“What Is Your Name?”
Second Sunday After Pentecost
June 22, 2025
A man living among the tombs
Galatians 3:23-29
Luke 8:26-39
Children’s Message:
Using Crayons, ask the kids what they see. What do you see that is different? (different colors, sizes). What do you see that is the same? (made of the same stuff) How much fun would it be to color with just a white and a black crayon? Yeah, kind of boring. Do you think the colors here are ALL the colors in the world? No! There are INFINITE colors. It’s so much more fun to color with all kinds of different colors, isn’t it?
That’s what God has given us in each other. We’re all made up of the same stuff, but we’re all so very different. And that makes us interesting. In his letter to a church, Paul said that in Christ, we’re not divided simply by being male or female, slave or free, citizen or non-citizen. We’re all the same in Christ, AND we’re all infinitely different. And having both things true at the same time is the only way to live. And the only way to color.
(pass out coloring page)
Let’s pray. Dear God, thank you for making us each unique. And thank you for showing us how you love us and welcome us each equally. Amen.
Message:
The man was living among the tombs. He was all but dead, himself. The demons drove him out away from others, out of community. They drove him into loneliness and isolation. They deprived him of agency and self-control, of dignity, sanity, and community. He is anonymous, his mouth is bound, he is stripped of name and identity. He is the epitome of vulnerability and hopelessness.
And the community, in an effort to protect themselves from him, would chain him when they could catch him. He still broke those chains. At best, he was an incredible inconvenience. At worst, he was physically, emotionally, and spiritually dangerous.
And that’s how Jesus found him—naked and homeless among the dead. Everything about this situation screams, “Don’t go there, Jesus!” As a Jew, any contact with any part of this situation renders him unclean—tombs, Gentiles, demons, pigs. It’s dangerous. It’s unholy. And he has no business anywhere near that place.
And yet, that’s exactly where he goes. Right into the midst of death. He jumps feet first into the mud and muck of the hopelessness and suffering of this possessed man. And he asks, “What is your name?” Maybe he was asking the demon. To know one’s name is to have power over them. And the demon responds, “My name is Legion, for we are many.”
But we never get to learn the man’s name. Maybe his name is our name. Who here doesn’t know the experience of the tombs? Who hasn’t felt the loneliness of rejection? Who hasn’t known the hopelessness of death?
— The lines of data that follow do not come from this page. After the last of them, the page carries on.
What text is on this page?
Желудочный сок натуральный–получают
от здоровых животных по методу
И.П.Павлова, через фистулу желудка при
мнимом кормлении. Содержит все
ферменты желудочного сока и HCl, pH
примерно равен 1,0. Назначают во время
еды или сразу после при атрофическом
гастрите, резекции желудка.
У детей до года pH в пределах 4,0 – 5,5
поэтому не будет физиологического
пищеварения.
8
Who hasn’t experienced the pain of hate and denial? Whose mouths haven’t been bound in fear that what you say will have repercussions? Who hasn’t been chained by the expectations of others?
What is your name? What do they call you? They call me racial slurs I won’t repeat. They call me queer slurs that hurt too much to speak. They call me slut and stupid and Neanderthal. They call me weak and broken. They call me ugly and fat. They call me a mistake. And all these names leave us vulnerable, sitting among the tombs—alone. Except we’re not alone.
Jesus came into that place and sent the demons out of the man. And by the time the people from his community had made it to that place, he was clothed, aware, and sitting at the feet of Jesus. I imagine it took a bit of time for them to even recognize him.
The healing turned his world—and theirs—upside down. Did he remember his name? Did they? What does it mean for someone who has spent so long being possessed to be finally free? What do they do now? I can’t even imagine what it was like for the slaves residing in Galveston, TX to finally discover that they were free. On June 19, 1865—two and a half years after they were legally free—they were informed of their freedom.
They had lived for so long under the thumb of their ‘owners.’ Many didn’t have their own names but names bestowed on them by their white masters. They carried the last names of those who had purchased them. What does it mean to be free? What does it look like? Fell like? Is it real? Who are you when you are no longer known by the worst elements of your life?
Sadly, we never learn the name of the man in the gospel story. He’s first known as ‘the demoniac.’ Then later, he became the ‘exorcised person’ and ‘person who had been healed.’ He was still referred to by his association with the demons. How does one get past that? How does one live into a new name?
Who are you, really? Beneath the labels and the diagnoses, the pretense and the piety, the fear and the shame? Who are you when no one in this world is looking? What name do you yearn to be called in the lonely stretches of the night? Who were you before you lost yourself? Before something vital in you died?
We know the name we were given in baptism: Child of God. Beloved Image of God. Beautiful. Worthy. Valuable. Precious. It’s one thing to know it and another to believe it—of ourselves AND of others. And yet, this is exactly what Jesus calls us to. And in these names—in our identify found in Christ—we come to know the truth of ourselves.
Who are you? What is your name? You are Life. You are Joy. You are Love. You are Kindness. You are Hope. You are Light. You are God’s Very Own. You Are.